The Government have announced that generally the tax laws will be reviewed and tightened to operate how they were intended. There has been a response to the Board of Taxation's review into tax consolidation with many recommendations adopted and others being considered. Further, the Government will continue to review international profit shifting and will consider further measures once an OECD paper on base erosion and profit shifting has been issued.


The Government will provide concessional loans to assist farmers with refinancing and productivity enhancements from 1 July 2013. These loans will be administered by the States and will be for a maximum of $650,000 per eligible primary production business for a maximum period of 20 years with a concessional interest only period of 5 years.

Further, the non-primary production income threshold for Farm Management Deposits has been lifted from $65,000 to $100,000.


The following measures may apply to our non-resident clients, Australian subsidiaries of multinational corporations and our domestic clients investing and expanding their business offshore.

Thin Capitalisation

The Thin Capitalisation rules act to deny interest deductions once debt exceeds a certain proportion of equity. These rules will be amended from 1 July 2014 to tighten the measures to discourage debt financing by multinationals. The 'safe harbour' debt to equity limit will be halved from 3:1 down to 1.5:1. Any borrowings in excess of these limits will result in a denial of tax deductions.

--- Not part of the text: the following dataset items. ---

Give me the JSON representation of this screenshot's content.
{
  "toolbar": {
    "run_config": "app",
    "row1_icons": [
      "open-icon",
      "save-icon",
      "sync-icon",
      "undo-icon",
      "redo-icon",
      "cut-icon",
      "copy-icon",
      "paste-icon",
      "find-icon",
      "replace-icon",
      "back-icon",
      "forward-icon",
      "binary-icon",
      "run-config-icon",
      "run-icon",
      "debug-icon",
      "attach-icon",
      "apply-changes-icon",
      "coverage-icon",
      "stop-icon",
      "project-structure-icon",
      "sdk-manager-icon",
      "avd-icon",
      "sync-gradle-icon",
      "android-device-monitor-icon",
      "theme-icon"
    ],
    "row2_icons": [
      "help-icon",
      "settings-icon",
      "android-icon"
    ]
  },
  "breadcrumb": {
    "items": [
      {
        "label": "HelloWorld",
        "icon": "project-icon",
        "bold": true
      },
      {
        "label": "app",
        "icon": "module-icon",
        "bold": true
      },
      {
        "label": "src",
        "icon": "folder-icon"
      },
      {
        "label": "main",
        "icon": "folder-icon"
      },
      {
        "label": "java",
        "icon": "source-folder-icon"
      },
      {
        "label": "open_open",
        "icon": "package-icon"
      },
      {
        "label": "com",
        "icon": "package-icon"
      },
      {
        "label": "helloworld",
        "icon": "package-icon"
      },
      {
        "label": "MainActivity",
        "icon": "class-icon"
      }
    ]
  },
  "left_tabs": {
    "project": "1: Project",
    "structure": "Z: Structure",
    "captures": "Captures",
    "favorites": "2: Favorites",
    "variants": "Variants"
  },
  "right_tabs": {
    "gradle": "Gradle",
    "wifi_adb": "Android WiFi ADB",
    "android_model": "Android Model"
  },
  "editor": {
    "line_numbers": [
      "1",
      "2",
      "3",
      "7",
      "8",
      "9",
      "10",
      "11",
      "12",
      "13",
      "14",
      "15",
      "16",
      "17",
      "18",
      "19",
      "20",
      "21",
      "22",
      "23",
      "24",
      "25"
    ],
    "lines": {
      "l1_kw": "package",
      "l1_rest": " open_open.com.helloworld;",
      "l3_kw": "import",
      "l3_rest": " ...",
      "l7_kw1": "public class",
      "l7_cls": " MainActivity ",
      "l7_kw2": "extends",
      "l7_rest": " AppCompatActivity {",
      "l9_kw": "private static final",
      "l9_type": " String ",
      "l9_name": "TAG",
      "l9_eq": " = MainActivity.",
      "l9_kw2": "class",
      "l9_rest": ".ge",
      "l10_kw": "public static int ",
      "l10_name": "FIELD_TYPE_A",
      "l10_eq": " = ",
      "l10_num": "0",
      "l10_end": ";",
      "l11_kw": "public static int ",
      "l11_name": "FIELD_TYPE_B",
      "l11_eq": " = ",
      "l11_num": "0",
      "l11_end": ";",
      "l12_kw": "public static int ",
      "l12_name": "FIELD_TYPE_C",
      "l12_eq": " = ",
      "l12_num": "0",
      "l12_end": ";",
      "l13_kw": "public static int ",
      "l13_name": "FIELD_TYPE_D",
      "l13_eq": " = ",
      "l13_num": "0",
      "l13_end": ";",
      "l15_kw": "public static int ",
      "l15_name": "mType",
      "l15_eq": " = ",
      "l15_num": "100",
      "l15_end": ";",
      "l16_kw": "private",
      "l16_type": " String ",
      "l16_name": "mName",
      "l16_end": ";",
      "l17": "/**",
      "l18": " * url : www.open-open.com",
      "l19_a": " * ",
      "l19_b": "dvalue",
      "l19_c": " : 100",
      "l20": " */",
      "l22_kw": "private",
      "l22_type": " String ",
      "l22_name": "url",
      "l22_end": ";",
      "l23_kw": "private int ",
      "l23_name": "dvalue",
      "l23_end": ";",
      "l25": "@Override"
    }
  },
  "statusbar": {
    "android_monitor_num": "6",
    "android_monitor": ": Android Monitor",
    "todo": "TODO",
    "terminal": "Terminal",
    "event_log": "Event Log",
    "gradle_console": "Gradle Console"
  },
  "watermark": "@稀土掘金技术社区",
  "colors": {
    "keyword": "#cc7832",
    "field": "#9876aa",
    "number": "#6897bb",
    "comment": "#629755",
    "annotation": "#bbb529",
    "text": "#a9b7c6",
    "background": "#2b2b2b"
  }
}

A real positive for small companies is that the $250,000 debt deduction 'dominium' exemption will be expanded to $2 Million. This means that companies with less than $2 Million of interest expense should not be affected by the Thin Capitalisation rules. This is very good news for our affected clients who will not only regain tax deductions, but will also not have to deal with the complexities of these measures.

Indirect Holding of Foreign Company Shares Qualifies for Non-Portfolio Dividend

Australian Companies investing in more than 10% of the equity in Foreign Companies receive tax exempt 'non-portfolio' dividends. The laws will be changed such that the shares in the foreign company can be held indirectly through a trust and still qualify for the non-portfolio dividend status.

The Government have also announced they will remove the interest deduction associated with investments that derive exempt foreign income.

10% Withholding Tax for Non-Residents Disposing of 'Taxable Australian Assets'

Currently, capital gains tax only applies to non-residents in relation to disposals of their 'taxable Australian assets' (direct and indirect interests in real estate).

From 1 July 2016 a non-final 10% withholding tax will apply to disposals of real estate by non-residents (excluding residential real estate under $2.5 Million).

In addition, from Budget night, mining quarrying and prospecting information and goodwill will be taken into account in determining the total value of mining rights for the purpose of a non-resident disposing of those mining rights, potentially resulting in larger capital gains.


The Government has announced a delayed start date to the 2011-12 Budget measure Not-for-profit sector reforms - better targeting of not-for-profit tax concessions until 1 July 2014. These measures aim to tax the commercial activities of exempt organisations where the profits are not directly invested back into the charitable operations.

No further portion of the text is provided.